The hypothesis of the work could be confirmed, which indicates that the design and the selected cognitive tests allowed for the detection of differences between both groups. However, it is necessary to present some considerations for future work. First of all, cognitive tests are not adjusted to the athlete's individual performance. In competitive contexts, athletes’ performance is affected when the difficulty of handling and responding to information exceeds their physical and cognitive abilities. For that same reason, it would be interesting to check performance in cognitive tests where participants are suitably challenged by their difficulty.
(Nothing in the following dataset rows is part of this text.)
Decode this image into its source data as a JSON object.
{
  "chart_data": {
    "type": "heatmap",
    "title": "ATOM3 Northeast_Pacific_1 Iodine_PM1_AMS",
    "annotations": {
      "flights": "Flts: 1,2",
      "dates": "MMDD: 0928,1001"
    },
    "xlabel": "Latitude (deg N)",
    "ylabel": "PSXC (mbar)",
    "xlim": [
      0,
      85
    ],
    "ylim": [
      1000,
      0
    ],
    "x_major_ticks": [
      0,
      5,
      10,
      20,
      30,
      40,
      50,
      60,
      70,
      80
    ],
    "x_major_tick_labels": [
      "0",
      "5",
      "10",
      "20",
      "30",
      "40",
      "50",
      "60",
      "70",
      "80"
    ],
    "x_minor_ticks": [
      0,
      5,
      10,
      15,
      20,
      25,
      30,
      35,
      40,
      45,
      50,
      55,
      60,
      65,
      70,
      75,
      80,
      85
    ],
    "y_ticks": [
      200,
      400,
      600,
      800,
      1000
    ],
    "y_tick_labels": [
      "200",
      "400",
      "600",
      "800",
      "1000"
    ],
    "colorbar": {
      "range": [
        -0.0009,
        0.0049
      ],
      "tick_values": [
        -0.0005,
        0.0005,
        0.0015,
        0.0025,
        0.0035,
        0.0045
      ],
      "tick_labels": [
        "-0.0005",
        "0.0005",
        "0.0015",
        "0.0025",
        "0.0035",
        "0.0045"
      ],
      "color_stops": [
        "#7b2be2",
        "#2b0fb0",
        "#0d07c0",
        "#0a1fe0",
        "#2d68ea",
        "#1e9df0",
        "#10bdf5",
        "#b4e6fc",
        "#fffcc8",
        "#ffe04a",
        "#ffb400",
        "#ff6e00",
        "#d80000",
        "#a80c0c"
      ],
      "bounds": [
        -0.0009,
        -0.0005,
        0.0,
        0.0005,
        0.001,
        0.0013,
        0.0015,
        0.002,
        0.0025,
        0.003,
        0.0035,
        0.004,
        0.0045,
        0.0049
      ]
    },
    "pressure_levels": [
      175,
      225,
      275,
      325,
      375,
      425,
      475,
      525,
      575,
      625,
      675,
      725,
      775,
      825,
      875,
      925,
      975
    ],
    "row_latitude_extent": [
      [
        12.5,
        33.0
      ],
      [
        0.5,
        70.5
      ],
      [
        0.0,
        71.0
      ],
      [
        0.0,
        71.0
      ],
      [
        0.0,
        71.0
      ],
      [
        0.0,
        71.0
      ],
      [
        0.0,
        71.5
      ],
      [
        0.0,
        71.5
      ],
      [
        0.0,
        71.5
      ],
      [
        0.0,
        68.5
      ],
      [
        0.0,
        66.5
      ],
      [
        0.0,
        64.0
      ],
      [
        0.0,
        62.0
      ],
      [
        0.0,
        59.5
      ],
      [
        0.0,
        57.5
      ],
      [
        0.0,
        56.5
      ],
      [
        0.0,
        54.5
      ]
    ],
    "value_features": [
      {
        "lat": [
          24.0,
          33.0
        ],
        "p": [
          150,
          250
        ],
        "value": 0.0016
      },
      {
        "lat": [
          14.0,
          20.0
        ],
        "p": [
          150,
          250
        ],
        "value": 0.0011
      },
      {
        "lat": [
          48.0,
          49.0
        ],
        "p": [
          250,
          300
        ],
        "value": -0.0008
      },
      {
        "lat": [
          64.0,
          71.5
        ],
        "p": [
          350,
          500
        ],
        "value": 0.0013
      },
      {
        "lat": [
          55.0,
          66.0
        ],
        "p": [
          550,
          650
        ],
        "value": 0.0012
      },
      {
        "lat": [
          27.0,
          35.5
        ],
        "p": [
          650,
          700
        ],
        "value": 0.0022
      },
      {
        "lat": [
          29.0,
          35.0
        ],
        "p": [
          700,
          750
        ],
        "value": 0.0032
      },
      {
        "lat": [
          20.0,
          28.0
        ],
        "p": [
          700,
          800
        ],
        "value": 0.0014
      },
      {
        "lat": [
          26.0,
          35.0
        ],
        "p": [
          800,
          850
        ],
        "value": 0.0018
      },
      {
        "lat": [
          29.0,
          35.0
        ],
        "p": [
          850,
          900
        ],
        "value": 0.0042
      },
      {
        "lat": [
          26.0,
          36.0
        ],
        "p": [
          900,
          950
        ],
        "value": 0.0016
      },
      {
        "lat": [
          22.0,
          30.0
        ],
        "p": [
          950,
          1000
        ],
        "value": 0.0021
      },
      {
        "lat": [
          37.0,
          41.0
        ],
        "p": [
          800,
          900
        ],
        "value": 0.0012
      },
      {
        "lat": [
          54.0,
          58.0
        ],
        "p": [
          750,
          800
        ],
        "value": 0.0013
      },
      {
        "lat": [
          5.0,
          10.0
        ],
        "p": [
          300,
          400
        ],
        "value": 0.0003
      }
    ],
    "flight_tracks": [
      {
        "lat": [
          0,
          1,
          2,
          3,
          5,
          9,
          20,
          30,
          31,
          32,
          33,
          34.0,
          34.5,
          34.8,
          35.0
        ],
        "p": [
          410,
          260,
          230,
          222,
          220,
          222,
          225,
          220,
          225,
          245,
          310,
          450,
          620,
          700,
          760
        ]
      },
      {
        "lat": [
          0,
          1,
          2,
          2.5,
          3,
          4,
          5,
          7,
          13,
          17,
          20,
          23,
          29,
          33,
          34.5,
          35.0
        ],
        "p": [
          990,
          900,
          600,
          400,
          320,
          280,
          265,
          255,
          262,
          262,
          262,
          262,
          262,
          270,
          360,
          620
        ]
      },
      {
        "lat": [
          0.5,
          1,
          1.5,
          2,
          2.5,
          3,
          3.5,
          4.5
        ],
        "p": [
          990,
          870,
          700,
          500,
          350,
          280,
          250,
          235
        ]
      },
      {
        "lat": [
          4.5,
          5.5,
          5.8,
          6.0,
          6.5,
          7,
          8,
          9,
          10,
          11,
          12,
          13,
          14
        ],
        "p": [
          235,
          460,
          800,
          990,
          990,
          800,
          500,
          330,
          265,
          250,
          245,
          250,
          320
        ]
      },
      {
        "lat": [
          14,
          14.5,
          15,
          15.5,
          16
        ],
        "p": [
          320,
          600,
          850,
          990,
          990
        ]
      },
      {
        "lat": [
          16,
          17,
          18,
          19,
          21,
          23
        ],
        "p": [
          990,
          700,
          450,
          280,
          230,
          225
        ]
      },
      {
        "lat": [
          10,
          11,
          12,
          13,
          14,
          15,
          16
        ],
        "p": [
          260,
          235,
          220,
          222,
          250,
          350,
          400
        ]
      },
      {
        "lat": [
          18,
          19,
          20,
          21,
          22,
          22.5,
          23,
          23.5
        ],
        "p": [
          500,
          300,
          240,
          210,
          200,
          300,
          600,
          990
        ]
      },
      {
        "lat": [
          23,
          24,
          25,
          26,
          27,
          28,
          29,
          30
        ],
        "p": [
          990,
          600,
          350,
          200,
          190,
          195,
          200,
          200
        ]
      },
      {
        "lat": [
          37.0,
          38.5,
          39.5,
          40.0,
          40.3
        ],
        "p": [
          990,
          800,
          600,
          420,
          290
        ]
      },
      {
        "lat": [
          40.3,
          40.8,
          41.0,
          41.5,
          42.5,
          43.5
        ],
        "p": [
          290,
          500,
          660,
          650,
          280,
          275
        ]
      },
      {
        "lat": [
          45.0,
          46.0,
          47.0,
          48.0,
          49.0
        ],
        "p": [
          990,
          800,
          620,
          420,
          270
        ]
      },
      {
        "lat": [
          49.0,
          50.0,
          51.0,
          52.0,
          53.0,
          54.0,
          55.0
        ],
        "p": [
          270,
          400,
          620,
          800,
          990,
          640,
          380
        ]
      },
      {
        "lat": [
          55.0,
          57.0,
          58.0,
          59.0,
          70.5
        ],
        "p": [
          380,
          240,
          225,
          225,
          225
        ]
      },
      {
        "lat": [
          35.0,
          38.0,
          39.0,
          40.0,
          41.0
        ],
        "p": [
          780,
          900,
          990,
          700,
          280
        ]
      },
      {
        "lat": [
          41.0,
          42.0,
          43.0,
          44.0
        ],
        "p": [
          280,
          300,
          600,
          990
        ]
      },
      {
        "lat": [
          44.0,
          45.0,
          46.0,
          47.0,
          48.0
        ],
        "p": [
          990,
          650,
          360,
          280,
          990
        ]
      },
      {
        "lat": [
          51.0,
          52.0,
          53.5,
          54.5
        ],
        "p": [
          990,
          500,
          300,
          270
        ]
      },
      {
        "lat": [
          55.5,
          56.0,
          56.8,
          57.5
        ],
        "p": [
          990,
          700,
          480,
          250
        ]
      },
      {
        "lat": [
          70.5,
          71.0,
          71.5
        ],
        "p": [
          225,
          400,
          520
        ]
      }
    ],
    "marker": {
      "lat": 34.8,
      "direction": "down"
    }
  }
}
Secondly, this study could be replicated by analysing the evolution of cognitive performance at different stages of rehabilitation. One possibility would be to take three measurements: in the preoperative period, in the postoperative period, and at the end of the rehabilitation process. Consequently, a more comprehensive understanding of the relationship between cognitive factors and ACL injury could be achieved.

Conclusions

Athletes with a history of non-contact ACL injury show worse cognitive performance than athletes without a history of ACL injury in cognitive inhibition, particularly interference control and visual attention. Despite having completed the rehabilitation process, athletes with a history of non-contact ACL injury do not achieve cognitive performance similar to athletes without a history of ACL injury. Consequently, rehabilitators and exercise professionals should consider the work and evaluation of executive functions during the rehabilitation process of ACL injuries.